14/f Hi, I'm in the 9th grade and since high school has started, my friends from elementary school are becoming distant and I don't talk to them as much anymore because quite frankly I don't like the way they isolate me... But anyways, I've made a few friends so far but they've never quite stuck with me because I'm shy... How do I continue to make more friends if I'm shy? (link)
It's possible to make friends when you're shy. I was the same way in high school. I hated public speaking, I'd wait to get up in class to turn in a paper until someone else got up. I just hated attention pretty much.
You need to find people who appreciate you. Maybe go a little out of your comfort zone. I mean if you don't let people in, then they won't want to hang around you. But people like you and me take time so hopefully you'll meet some patient people. As long as you make the effort, it'll be fine. It'll be harder than it is for people who are naturally social butterflies but you'll get there.

You should also join clubs. It'll be easier to talk to people who have the same interest as you, it gives you something to talk about anyways.

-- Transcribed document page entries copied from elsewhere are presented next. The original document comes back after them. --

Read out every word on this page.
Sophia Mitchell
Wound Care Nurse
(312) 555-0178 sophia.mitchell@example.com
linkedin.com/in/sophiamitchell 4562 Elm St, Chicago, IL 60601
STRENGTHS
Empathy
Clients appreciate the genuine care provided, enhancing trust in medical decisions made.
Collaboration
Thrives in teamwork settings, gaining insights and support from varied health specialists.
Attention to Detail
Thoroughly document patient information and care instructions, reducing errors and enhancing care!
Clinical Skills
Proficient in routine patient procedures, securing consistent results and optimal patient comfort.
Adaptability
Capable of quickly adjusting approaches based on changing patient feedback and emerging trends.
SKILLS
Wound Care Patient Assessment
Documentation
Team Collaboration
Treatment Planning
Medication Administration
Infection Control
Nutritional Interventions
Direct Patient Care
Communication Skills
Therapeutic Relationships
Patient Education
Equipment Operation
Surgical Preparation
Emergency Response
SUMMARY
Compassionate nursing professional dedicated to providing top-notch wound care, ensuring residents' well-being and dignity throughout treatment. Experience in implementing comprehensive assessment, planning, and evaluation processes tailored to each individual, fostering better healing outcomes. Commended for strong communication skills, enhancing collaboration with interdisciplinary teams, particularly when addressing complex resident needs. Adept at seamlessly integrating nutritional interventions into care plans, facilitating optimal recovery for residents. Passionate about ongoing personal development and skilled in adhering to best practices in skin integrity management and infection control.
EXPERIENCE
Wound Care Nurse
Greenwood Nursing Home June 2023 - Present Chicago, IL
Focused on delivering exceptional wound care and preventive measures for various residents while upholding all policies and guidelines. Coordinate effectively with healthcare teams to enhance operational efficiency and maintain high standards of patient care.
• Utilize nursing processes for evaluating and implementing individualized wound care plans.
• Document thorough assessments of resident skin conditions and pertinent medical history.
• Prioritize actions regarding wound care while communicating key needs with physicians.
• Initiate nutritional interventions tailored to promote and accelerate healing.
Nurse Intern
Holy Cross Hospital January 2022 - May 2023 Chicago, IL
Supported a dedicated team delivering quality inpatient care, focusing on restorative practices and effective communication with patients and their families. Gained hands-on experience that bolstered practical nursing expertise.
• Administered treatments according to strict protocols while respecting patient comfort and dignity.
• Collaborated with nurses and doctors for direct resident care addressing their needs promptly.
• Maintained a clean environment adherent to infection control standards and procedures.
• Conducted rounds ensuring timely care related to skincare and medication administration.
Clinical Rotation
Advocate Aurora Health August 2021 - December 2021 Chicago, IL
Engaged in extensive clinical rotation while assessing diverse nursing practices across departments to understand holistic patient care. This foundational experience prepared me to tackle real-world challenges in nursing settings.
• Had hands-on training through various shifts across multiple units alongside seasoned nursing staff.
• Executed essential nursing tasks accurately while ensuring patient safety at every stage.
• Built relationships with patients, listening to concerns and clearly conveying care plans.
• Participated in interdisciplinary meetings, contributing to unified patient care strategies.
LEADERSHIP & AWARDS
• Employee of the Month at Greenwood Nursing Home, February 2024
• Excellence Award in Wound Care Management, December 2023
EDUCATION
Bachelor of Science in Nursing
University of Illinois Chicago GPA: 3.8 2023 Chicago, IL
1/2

Just work on your confidence. There's nothing necessarily wrong with being shy, but you don't want to hang out by yourself or with people who don't really act like they want to be around you.


14/f Hi,ever since starting high school, I've become very quiet, insecure and not as talkative as I once was.... I'm not happy anymore and my life is really boring because I barely talk to anyone anymore so, how do I become sociable again? (link)
I was the same way, I was very quiet in high school but I always had friends and had a good time. Drewb13 said it best, that's how I made my friends. I had a couple friends and would meet their friends and became friends with them. Eventually I ended up knowing a lot of people just by having a couple friends.

I also think joining clubs and doing things you like would help. I mean it's so much more fun to hang out with people who like to do the same things as you do and it also gives you guys more things to talk about.
So start trying new things, make new friends and enjoy your high school experience.